From the 6th century, the port of Çengelköy was called Sophianai because of the palace Justin II built nearby for his consort Sophia.

The name Çengelköy means "hook village" and the origin of the name is uncertain. One story put forward is that the village is named after the 19th-century Ottoman admiral Çengeloğlu Tahir Pasha, who had a mosque and waterside mansion built there (there is a Çengeloğlu Street in Çengelköy). Another story derives the name from the Persian word çenkar, "crab," because of the abundance of seafood in the Bosphorus there. A 16th-century Ottoman document apparently refers to the place as "Çenger köyü."

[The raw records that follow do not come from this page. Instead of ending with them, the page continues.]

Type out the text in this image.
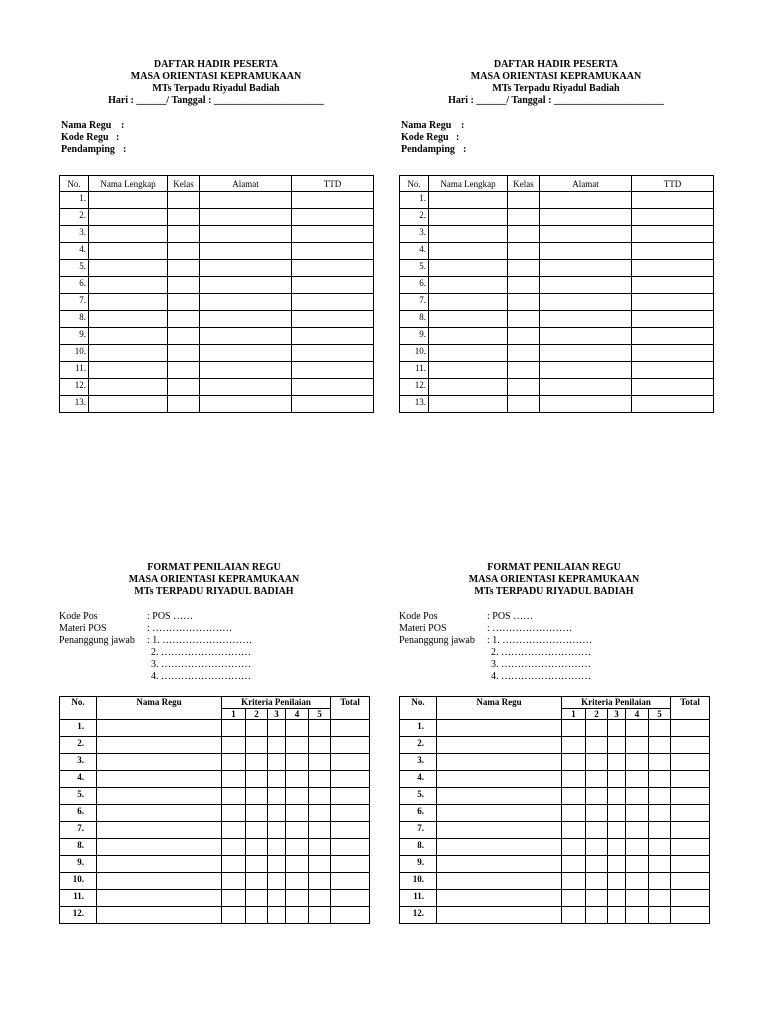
DAFTAR HADIR PESERTA
MASA ORIENTASI KEPRAMUKAAN
MTs Terpadu Riyadul Badiah
Hari : ______/ Tanggal : ______________________
Nama Regu :
Kode Regu :
Pendamping :
No.	Nama Lengkap	Kelas	Alamat	TTD
1.				
2.				
3.				
4.				
5.				
6.				
7.				
8.				
9.				
10.				
11.				
12.				
13.				
DAFTAR HADIR PESERTA
MASA ORIENTASI KEPRAMUKAAN
MTs Terpadu Riyadul Badiah
Hari : ______/ Tanggal : ______________________
Nama Regu :
Kode Regu :
Pendamping :
No.	Nama Lengkap	Kelas	Alamat	TTD
1.				
2.				
3.				
4.				
5.				
6.				
7.				
8.				
9.				
10.				
11.				
12.				
13.				
FORMAT PENILAIAN REGU
MASA ORIENTASI KEPRAMUKAAN
MTs TERPADU RIYADUL BADIAH
Kode Pos	: POS ……
Materi POS	: ……………………
Penanggung jawab : 1. ………………………
2. ………………………
3. ………………………
4. ………………………
No.	Nama Regu	Kriteria Penilaian					Total
		1	2	3	4	5	
1.							
2.							
3.							
4.							
5.							
6.							
7.							
8.							
9.							
10.							
11.							
12.							
FORMAT PENILAIAN REGU
MASA ORIENTASI KEPRAMUKAAN
MTs TERPADU RIYADUL BADIAH
Kode Pos	: POS ……
Materi POS	: ……………………
Penanggung jawab : 1. ………………………
2. ………………………
3. ………………………
4. ………………………
No.	Nama Regu	Kriteria Penilaian					Total
		1	2	3	4	5	
1.							
2.							
3.							
4.							
5.							
6.							
7.							
8.							
9.							
10.							
11.							
12.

Çengelköy is world-famous for the small cucumbers once grown there (now grown in Kandıra).

Opened in 2015, the Mehmet Çakır Cultural and Sports Center, consisting of six indoor swimming pools, is the biggest sports complex on the Anatolian part of Istanbul.

The Vahdettin Pavilion, also known as the Çengelköy Pavilion, an official residence of the Presidency and a state guest house, is situated on a hill in Çengelköy.

==Education==
The Çengelköy Campus of Tarabya British Schools is located in this neighbourhood.